La façon dont la Chine va sortir de son isolement aura des répercussions sur le reste du monde. Ce qui est potentiellement en jeu, c'est le sort de l'économie mondiale, déjà mise à mal ces dernières années par des chocs dont l'invasion de l'Ukraine par Vladimir Poutine et la pandémie. Pour la première fois depuis plus de trente ans, l'économie chinoise va croître à un rythme plus lent que celui de ses voisins, selon les prévisions de la Banque mondiale. Le rôle de la Chine en tant qu'usine du monde implique que de nouveaux confinements entraîneraient des perturbations dans le monde entier, notamment en ce qui concerne les approvisionnements vitaux en produits de soins.

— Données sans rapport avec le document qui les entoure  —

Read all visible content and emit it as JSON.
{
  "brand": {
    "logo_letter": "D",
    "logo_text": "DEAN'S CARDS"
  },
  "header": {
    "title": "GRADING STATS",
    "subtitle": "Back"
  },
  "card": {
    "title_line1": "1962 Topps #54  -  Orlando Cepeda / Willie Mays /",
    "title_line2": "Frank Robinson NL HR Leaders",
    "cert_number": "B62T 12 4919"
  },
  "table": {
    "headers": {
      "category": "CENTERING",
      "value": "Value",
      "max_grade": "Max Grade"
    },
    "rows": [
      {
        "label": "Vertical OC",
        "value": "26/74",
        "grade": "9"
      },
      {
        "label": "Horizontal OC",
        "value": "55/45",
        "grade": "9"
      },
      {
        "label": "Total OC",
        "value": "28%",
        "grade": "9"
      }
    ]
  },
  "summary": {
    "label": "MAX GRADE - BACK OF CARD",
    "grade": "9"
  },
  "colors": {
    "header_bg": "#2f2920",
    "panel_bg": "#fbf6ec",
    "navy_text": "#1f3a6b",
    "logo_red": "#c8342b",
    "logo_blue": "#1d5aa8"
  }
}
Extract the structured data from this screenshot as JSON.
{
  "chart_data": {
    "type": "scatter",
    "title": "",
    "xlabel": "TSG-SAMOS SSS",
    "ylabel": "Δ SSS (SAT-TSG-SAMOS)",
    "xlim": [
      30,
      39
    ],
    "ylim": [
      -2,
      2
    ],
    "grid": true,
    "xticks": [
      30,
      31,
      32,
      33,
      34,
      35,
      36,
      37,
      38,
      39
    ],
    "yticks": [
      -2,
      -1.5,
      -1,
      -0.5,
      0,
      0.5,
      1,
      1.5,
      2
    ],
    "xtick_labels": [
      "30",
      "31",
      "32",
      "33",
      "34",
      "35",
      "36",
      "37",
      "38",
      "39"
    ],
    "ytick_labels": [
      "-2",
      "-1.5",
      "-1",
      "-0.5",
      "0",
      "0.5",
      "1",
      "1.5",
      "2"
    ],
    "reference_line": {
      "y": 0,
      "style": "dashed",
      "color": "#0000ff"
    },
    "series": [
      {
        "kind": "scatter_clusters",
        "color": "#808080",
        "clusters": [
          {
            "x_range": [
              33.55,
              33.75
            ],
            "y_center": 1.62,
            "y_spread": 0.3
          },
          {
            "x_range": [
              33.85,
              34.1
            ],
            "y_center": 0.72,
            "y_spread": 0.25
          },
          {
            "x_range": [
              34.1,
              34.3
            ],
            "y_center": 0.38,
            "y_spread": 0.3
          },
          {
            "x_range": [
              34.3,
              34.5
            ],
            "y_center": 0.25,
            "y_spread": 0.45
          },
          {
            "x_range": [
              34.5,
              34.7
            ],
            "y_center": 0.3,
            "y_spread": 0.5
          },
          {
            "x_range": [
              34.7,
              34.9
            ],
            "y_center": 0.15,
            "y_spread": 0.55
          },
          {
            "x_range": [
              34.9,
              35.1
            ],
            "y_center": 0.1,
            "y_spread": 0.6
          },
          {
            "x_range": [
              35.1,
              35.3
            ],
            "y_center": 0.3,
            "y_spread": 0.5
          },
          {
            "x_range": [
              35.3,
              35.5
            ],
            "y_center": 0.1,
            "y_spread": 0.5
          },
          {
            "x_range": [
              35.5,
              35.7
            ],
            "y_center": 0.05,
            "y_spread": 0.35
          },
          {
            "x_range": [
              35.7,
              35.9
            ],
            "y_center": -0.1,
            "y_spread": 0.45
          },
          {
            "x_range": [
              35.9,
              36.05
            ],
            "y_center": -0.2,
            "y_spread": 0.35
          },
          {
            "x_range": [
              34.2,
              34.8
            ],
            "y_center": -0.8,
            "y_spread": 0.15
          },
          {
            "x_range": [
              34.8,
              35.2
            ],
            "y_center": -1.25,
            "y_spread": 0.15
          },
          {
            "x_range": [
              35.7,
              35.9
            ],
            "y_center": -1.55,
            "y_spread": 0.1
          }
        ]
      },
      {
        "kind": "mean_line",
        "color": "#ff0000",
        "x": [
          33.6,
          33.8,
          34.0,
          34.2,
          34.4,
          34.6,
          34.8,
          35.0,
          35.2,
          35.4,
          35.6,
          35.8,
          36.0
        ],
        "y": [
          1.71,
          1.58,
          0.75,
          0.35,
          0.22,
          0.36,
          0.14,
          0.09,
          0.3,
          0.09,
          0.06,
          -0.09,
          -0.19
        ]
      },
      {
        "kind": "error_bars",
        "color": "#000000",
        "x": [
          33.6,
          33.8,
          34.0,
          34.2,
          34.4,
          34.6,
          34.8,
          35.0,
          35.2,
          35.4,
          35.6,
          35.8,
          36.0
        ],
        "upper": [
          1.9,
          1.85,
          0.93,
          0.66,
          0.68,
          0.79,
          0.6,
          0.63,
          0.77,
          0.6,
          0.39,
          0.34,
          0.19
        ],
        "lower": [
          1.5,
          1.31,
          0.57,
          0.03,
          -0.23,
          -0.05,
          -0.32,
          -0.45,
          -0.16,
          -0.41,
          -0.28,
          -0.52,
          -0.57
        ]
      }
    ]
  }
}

Il pourrait également y avoir des répercussions sur la santé. L'assouplissement des restrictions par la Chine a été salué par l'Organisation mondiale de la santé, mais son directeur général, Tedros Adhanom Ghebreyesus, a également mis en garde contre les risques de développement de nouveaux variants dans une population nombreuse non protégée par la vaccination.
"Les failles dans les tests et la vaccination continuent de créer les conditions parfaites pour l'émergence de nouveaux variants préoccupants qui pourrait causer une mortalité importante", a déclaré Tedros vendredi.
Quelle que soit la manière dont se déroule le passage de zéro Covid au vivre avec le Covid, un aspect des prochains mois et années est certain. Xi cherchera à s'attribuer le mérite de tout succès et à supprimer ou à rejeter la responsabilité de tout échec.
La mainmise du parti communiste sur les médias chinois a permis à Xi de présenter son brusque revirement de la semaine dernière comme une victoire, plutôt que comme une réponse étonnante et inattendue au courage extraordinaire de citoyen·nes ordinaires.
Les manifestations ont montré que de nombreuses personnes en Chine sont capables d'échapper à la censure et sont prêtes à risquer les sanctions d'un État autoritaire, mais elles n'ont pas été relayées à l'intérieur du pays.
"Je ne pense pas qu'il y ait nécessairement un énorme problème politique pour Xi et le parti en termes de [messages], car ils contrôlent toujours très bien le récit national", a déclaré le professeur Rana Mitter, directeur du Centre Chine de l'Université d'Oxford.
"Le récit qu'ils poussent est qu'ils peuvent maintenant changer de direction, car la première phase [de contrôle du Covid] a été un succès."